Jenny wasn’t my only friend at Pelham Public. It was hard not to get to know the other people she had introduced, considering I had seven classes a day with most of them. During our first physics lab period, Jason Burke asked me to be his partner.
“I didn’t want Ashley Milano,” Jason explained.
Not the most flattering motive for friendship. But good to know I ranked over Ashley Milano… and Nate the Nose-picker.
Ashley Milano, in turn, called out to me one day as I walked into AP literature.
“Finn, sit your ass down,” she called to me. “You have to hear this story.”
Someone has noticed me!
I thought joyfully. Someone had noticed me… and my ass! Even with Jason, Kayla, Matt Katz, and Jenny there, Ashley’s audience wasn’t complete. She needed me, too.
As Ashley Milano’s story—which, like most of her stories, involved a senior boy and speculations about rhinoplasty—dragged on, I realized I was so busy actually making friends that I kind of forgot to be distant and mysterious. I mean, I’d planned the whole vampire thing to give a reason why I didn’t fit in with everyone else; why I wouldn’t make friends; why I would be so different. But I wasn’t that different, and I was starting to make friends. Dammit! My plan was foiled!
To keep myself on track, when Ashley Milano’s story dragged on, I locked my creepy eyes on her face and tried to “glamour” her into shutting up. Concentrating intensely, I visualized her lips coming together, magically sealed by my will. If Vampire Finbar shut Ashley Milano up, Vampire Finbar would be hailed as a hero. Hell, even a superhero.
It worked for half a second. She stopped the story to say, “Ew, Finn, are you looking down my shirt?”
Yeah, right. With Kayla Bateman two feet away? No chance. But clearly I had to work on my glamouring. In fact, I had to work on my vampire plan as a whole. My planned tactic had been to convince Jenny that I was a vampire first, then have
her
tell everybody else. Jenny was perfect: she was a big fantasy fan, she was a little needy, and she had once conducted a séance and set her hair on fire, so she obviously believed in crazy stuff. But Jenny had foiled my plan by becoming my friend. She was around too much. Vampires didn’t do these petty little human things like, say, eat or breathe.
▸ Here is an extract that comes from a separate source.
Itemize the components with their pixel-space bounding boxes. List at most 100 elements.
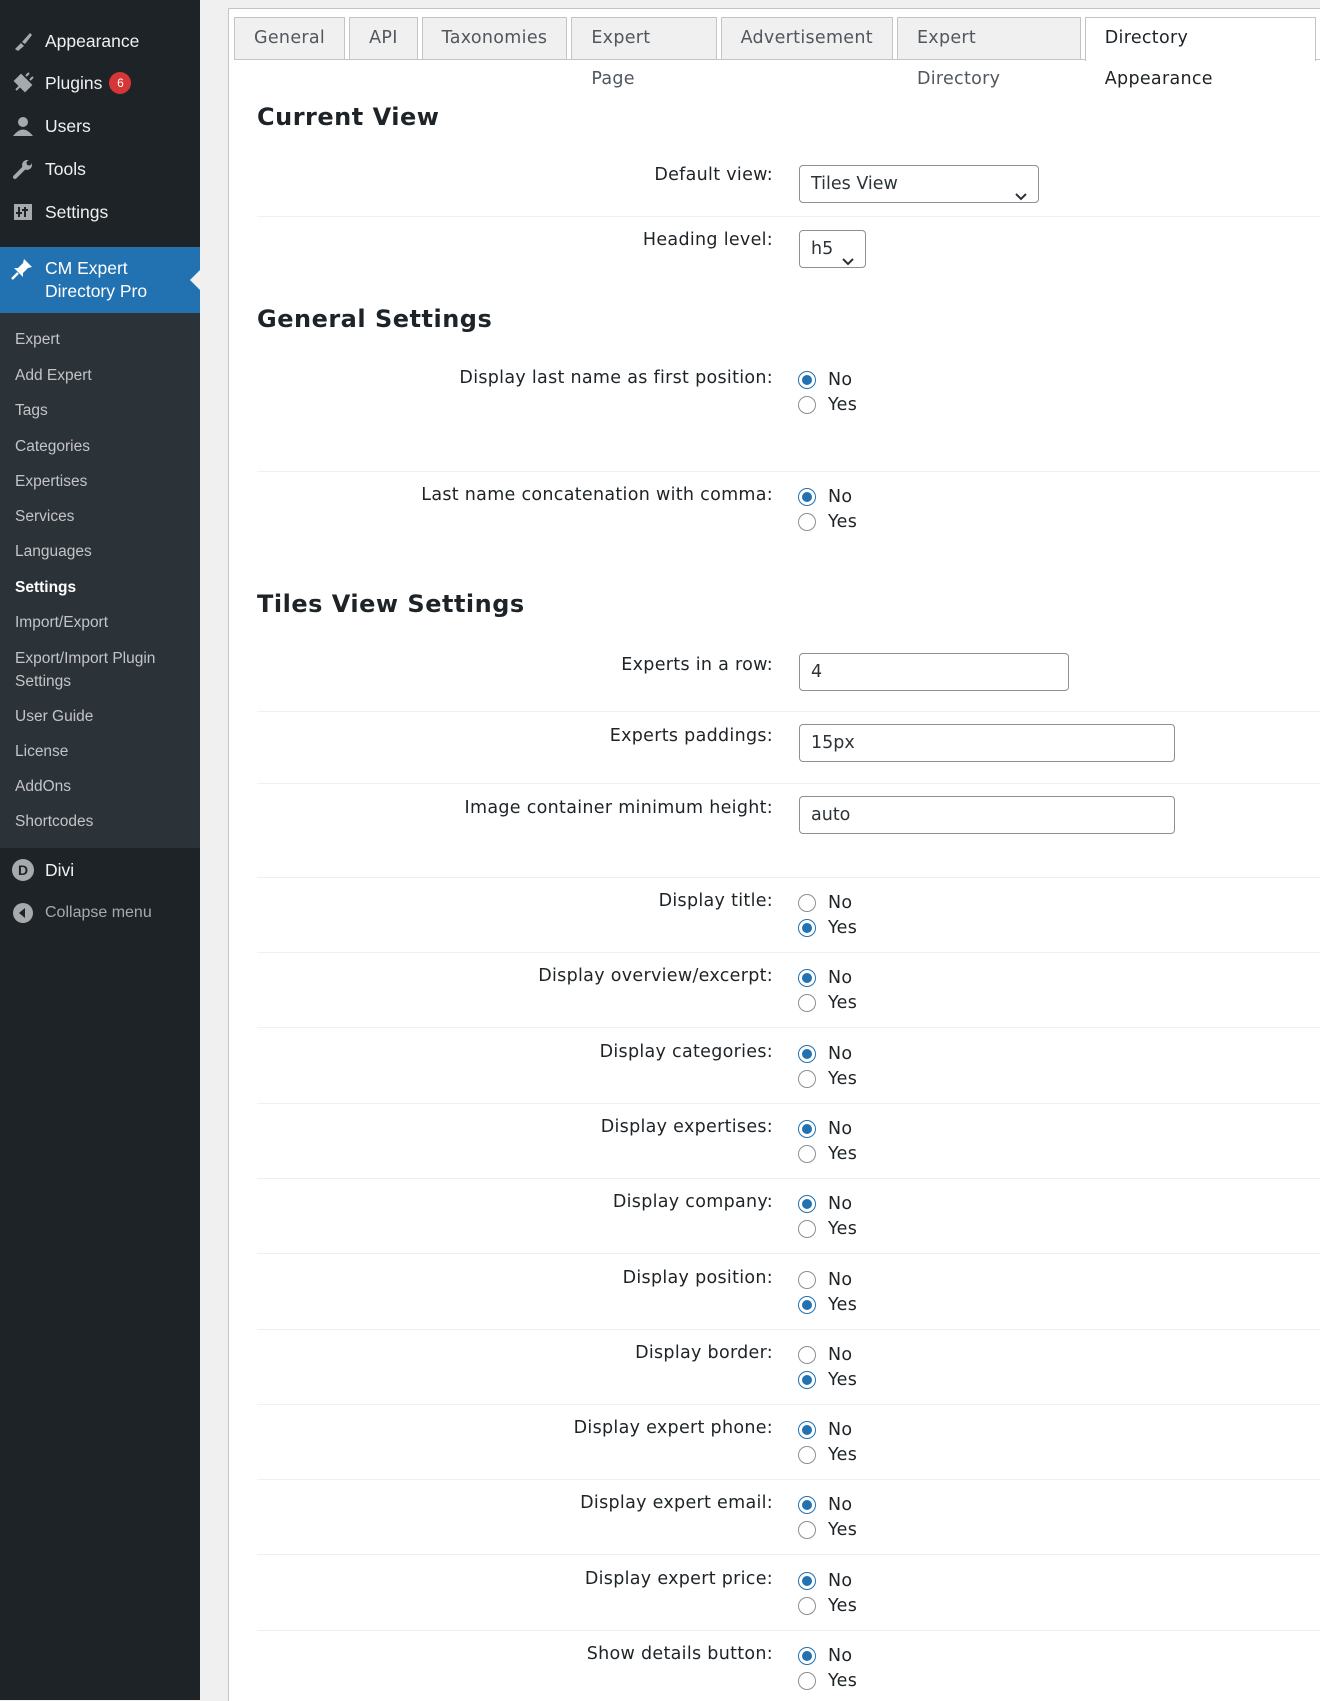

The eating I could handle—I didn’t have the same lunch period as Jenny, and I wasn’t very tempted by the frozen hamburgers in the unrefrigerated vending machines near the student lounge. The breathing, though? I couldn’t really kick that habit. And I actually tried, too.
But Jenny wasn’t getting the hint. And I certainly wasn’t going to tell her outright, “I’m a vampire.” Due to her fantasy obsession, I had been waiting for her to confront me with, “You’re a vampire, aren’t you? I know you are!” and let me give my mysterious Chauncey Castle shrug. But she wasn’t confronting me.